Figures bundled in dark puffer jackets and fleece quietly crack open the front door, which, sheltered by a cozy stoop, allows in just a gasp of frigid city air. The stories they tell me, the shop-keeper with the thick-rimmed glasses and heavy dark bangs, are generally very similar. “Years ago, a friend gave me a ring, and told me she’d bought it here. Now I want another!” Or, “just browsing,” perhaps half not wanting to bother me with their indecisiveness, and half not wanting me to take advantage of it.
Quite frequently, people explain that they’ve passed the ivy-covered building dozens of times, walking to and from work, the neighborhood coop, a nearby yoga studio, but never bothered to enter. They look down, or over their shoulder through the bay windows behind them to the sidewalk outside- they’ve walked it on so many occasions. Their postures are guilty, as if to express that they’d meant to stop in, that they were supposed to be here, and that they have finally, finally arrived. Today is the day.

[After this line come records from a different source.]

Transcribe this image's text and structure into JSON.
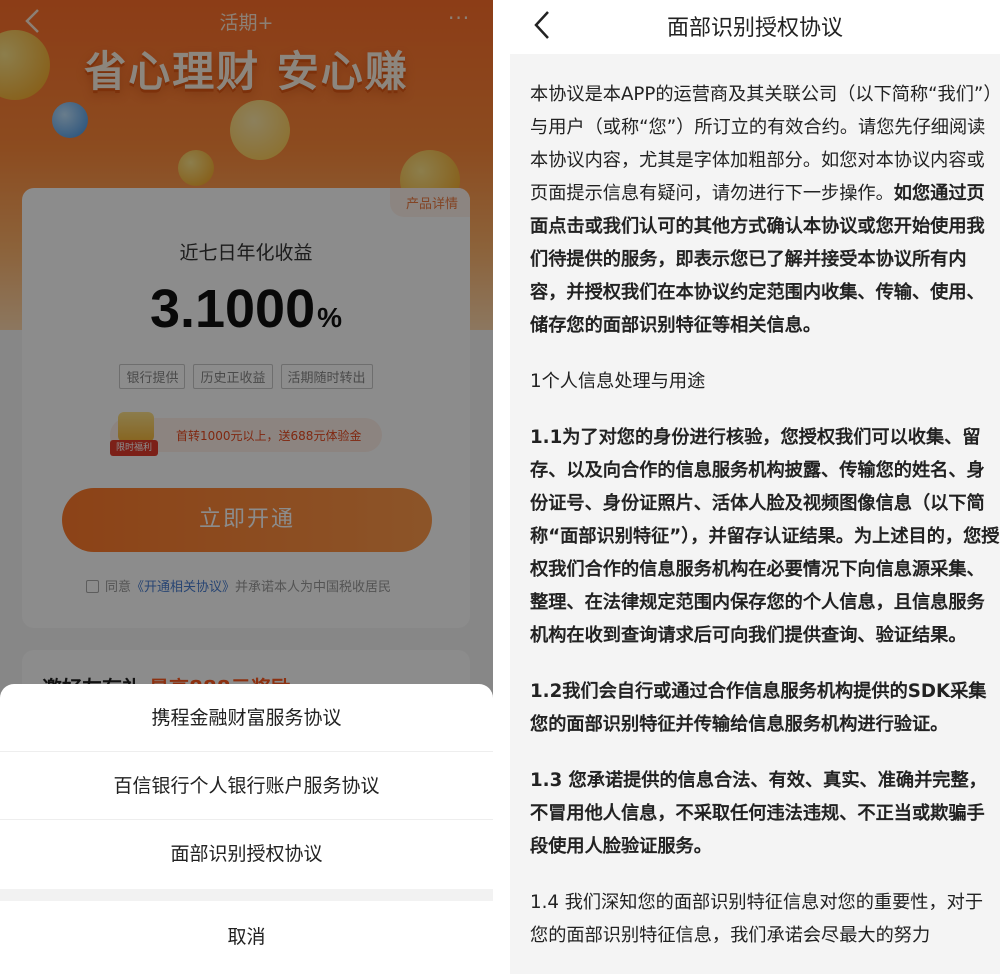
{
  "left": {
    "nav": {
      "title": "活期+",
      "more": "···"
    },
    "slogan": "省心理财 安心赚",
    "card": {
      "product_detail": "产品详情",
      "yield_label": "近七日年化收益",
      "yield_value": "3.1000",
      "yield_unit": "%",
      "tags": [
        "银行提供",
        "历史正收益",
        "活期随时转出"
      ],
      "promo_badge": "限时福利",
      "promo_text": "首转1000元以上，送688元体验金",
      "open_button": "立即开通",
      "agree_prefix": "同意",
      "agree_link": "《开通相关协议》",
      "agree_suffix": "并承诺本人为中国税收居民"
    },
    "second_card": {
      "title": "邀好友有礼",
      "highlight": "最高888元奖励"
    },
    "sheet": {
      "items": [
        "携程金融财富服务协议",
        "百信银行个人银行账户服务协议",
        "面部识别授权协议"
      ],
      "cancel": "取消"
    }
  },
  "right": {
    "title": "面部识别授权协议",
    "p1_normal": "本协议是本APP的运营商及其关联公司（以下简称“我们”）与用户（或称“您”）所订立的有效合约。请您先仔细阅读本协议内容，尤其是字体加粗部分。如您对本协议内容或页面提示信息有疑问，请勿进行下一步操作。",
    "p1_bold": "如您通过页面点击或我们认可的其他方式确认本协议或您开始使用我们待提供的服务，即表示您已了解并接受本协议所有内容，并授权我们在本协议约定范围内收集、传输、使用、储存您的面部识别特征等相关信息。",
    "section1": "1个人信息处理与用途",
    "p1_1": "1.1为了对您的身份进行核验，您授权我们可以收集、留存、以及向合作的信息服务机构披露、传输您的姓名、身份证号、身份证照片、活体人脸及视频图像信息（以下简称“面部识别特征”），并留存认证结果。为上述目的，您授权我们合作的信息服务机构在必要情况下向信息源采集、整理、在法律规定范围内保存您的个人信息，且信息服务机构在收到查询请求后可向我们提供查询、验证结果。",
    "p1_2": "1.2我们会自行或通过合作信息服务机构提供的SDK采集您的面部识别特征并传输给信息服务机构进行验证。",
    "p1_3": "1.3 您承诺提供的信息合法、有效、真实、准确并完整，不冒用他人信息，不采取任何违法违规、不正当或欺骗手段使用人脸验证服务。",
    "p1_4": "1.4 我们深知您的面部识别特征信息对您的重要性，对于您的面部识别特征信息，我们承诺会尽最大的努力"
  },
  "colors": {
    "brand_orange": "#ff7a2b",
    "link_blue": "#4a7fd1",
    "promo_red": "#e9491e"
  }
}
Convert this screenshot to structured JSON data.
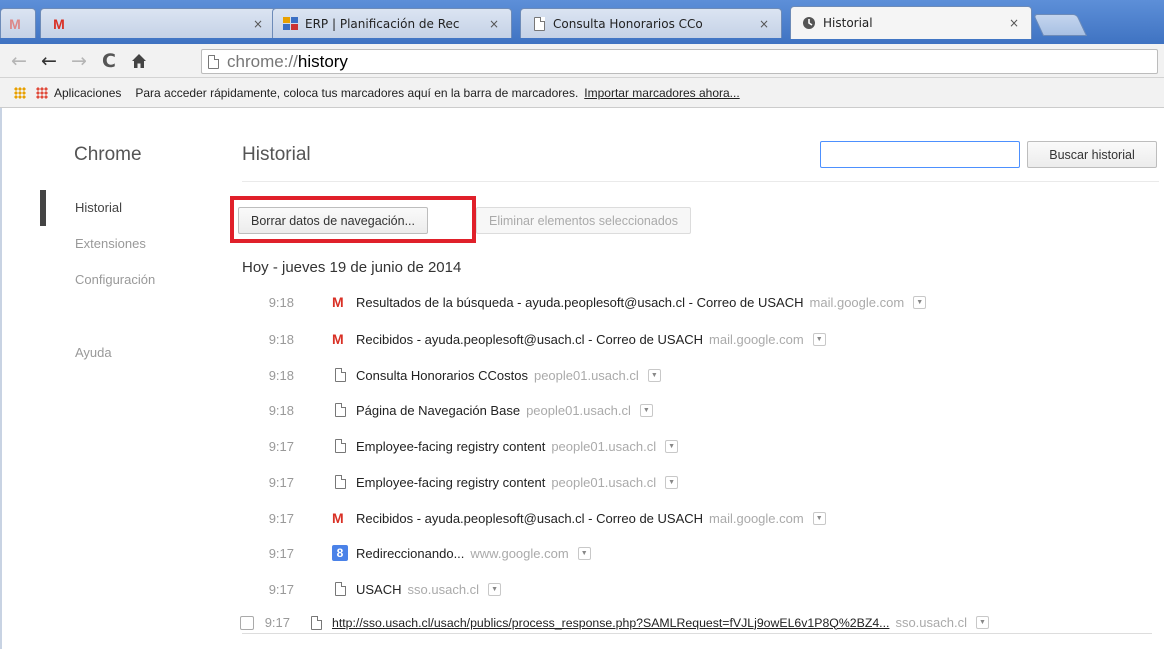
{
  "tabs": [
    {
      "title": "",
      "favicon": "gmail-icon",
      "active": false
    },
    {
      "title": "ERP | Planificación de Rec",
      "favicon": "erp-icon",
      "active": false
    },
    {
      "title": "Consulta Honorarios CCo",
      "favicon": "page-icon",
      "active": false
    },
    {
      "title": "Historial",
      "favicon": "history-icon",
      "active": true
    }
  ],
  "close_glyph": "×",
  "omnibox": {
    "scheme": "chrome://",
    "host": "history"
  },
  "bookmarks": {
    "apps": "Aplicaciones",
    "hint": "Para acceder rápidamente, coloca tus marcadores aquí en la barra de marcadores.",
    "import_link": "Importar marcadores ahora..."
  },
  "sidebar": {
    "title": "Chrome",
    "items": [
      {
        "label": "Historial"
      },
      {
        "label": "Extensiones"
      },
      {
        "label": "Configuración"
      },
      {
        "label": "Ayuda"
      }
    ]
  },
  "main": {
    "title": "Historial",
    "search_placeholder": "",
    "search_button": "Buscar historial",
    "clear_button": "Borrar datos de navegación...",
    "delete_button": "Eliminar elementos seleccionados",
    "day_header": "Hoy - jueves 19 de junio de 2014"
  },
  "entries": [
    {
      "time": "9:18",
      "icon": "gmail-icon",
      "title": "Resultados de la búsqueda - ayuda.peoplesoft@usach.cl - Correo de USACH",
      "domain": "mail.google.com"
    },
    {
      "time": "9:18",
      "icon": "gmail-icon",
      "title": "Recibidos - ayuda.peoplesoft@usach.cl - Correo de USACH",
      "domain": "mail.google.com"
    },
    {
      "time": "9:18",
      "icon": "page-icon",
      "title": "Consulta Honorarios CCostos",
      "domain": "people01.usach.cl"
    },
    {
      "time": "9:18",
      "icon": "page-icon",
      "title": "Página de Navegación Base",
      "domain": "people01.usach.cl"
    },
    {
      "time": "9:17",
      "icon": "page-icon",
      "title": "Employee-facing registry content",
      "domain": "people01.usach.cl"
    },
    {
      "time": "9:17",
      "icon": "page-icon",
      "title": "Employee-facing registry content",
      "domain": "people01.usach.cl"
    },
    {
      "time": "9:17",
      "icon": "gmail-icon",
      "title": "Recibidos - ayuda.peoplesoft@usach.cl - Correo de USACH",
      "domain": "mail.google.com"
    },
    {
      "time": "9:17",
      "icon": "google-icon",
      "title": "Redireccionando...",
      "domain": "www.google.com"
    },
    {
      "time": "9:17",
      "icon": "page-icon",
      "title": "USACH",
      "domain": "sso.usach.cl"
    },
    {
      "time": "9:17",
      "icon": "page-icon",
      "title": "http://sso.usach.cl/usach/publics/process_response.php?SAMLRequest=fVJLj9owEL6v1P8Q%2BZ4...",
      "domain": "sso.usach.cl"
    }
  ]
}
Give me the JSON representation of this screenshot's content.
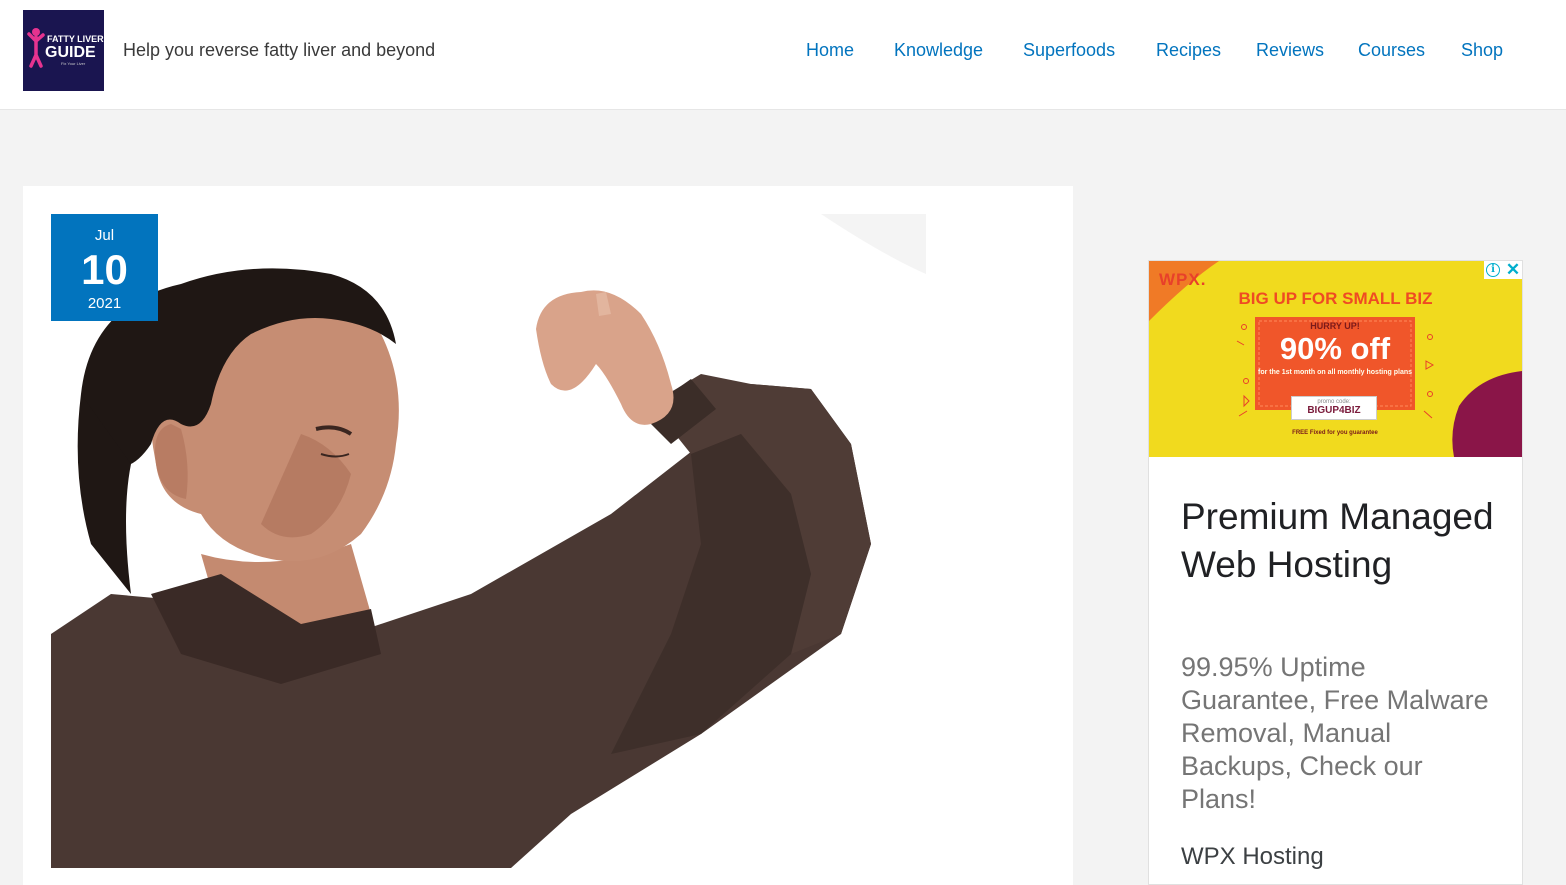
{
  "header": {
    "logo_alt": "Fatty Liver Guide",
    "logo_text_top": "FATTY LIVER",
    "logo_text_main": "GUIDE",
    "logo_text_sub": "Fix Your Liver",
    "tagline": "Help you reverse fatty liver and beyond"
  },
  "nav": {
    "items": [
      "Home",
      "Knowledge",
      "Superfoods",
      "Recipes",
      "Reviews",
      "Courses",
      "Shop"
    ]
  },
  "post": {
    "date": {
      "month": "Jul",
      "day": "10",
      "year": "2021"
    },
    "image_alt": "Man smelling his armpit"
  },
  "ad": {
    "banner": {
      "brand": "WPX.",
      "headline": "BIG UP FOR SMALL BIZ",
      "hurry": "HURRY UP!",
      "discount": "90% off",
      "subline": "for the 1st month on all monthly hosting plans",
      "promo_label": "promo code:",
      "promo_code": "BIGUP4BIZ",
      "guarantee": "FREE Fixed for you guarantee"
    },
    "title": "Premium Managed Web Hosting",
    "body": "99.95% Uptime Guarantee, Free Malware Removal, Manual Backups, Check our Plans!",
    "advertiser": "WPX Hosting",
    "colors": {
      "banner": "#f1da1e",
      "accent": "#ef4b23",
      "badge": "#0274be"
    }
  }
}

In the moments after an individual expresses their regret at not having arrived sooner, I often wonder whether they could have been here sooner; that is, whether their intentions to visit Khazana could have overcome the physical forces around them keeping them out of Khazana. Admittedly, pondering the reality of free will while welcoming a someone to an art gallery is a bit odd. But it seems to fit the slower, Minnesota winter atmosphere. And Khazana’s customers are, on the whole, very sympathetic to slow puzzlers like myself. Moreover, I think (and hope!) that my pensiveness lets people know that they’ve arrived at just the right time.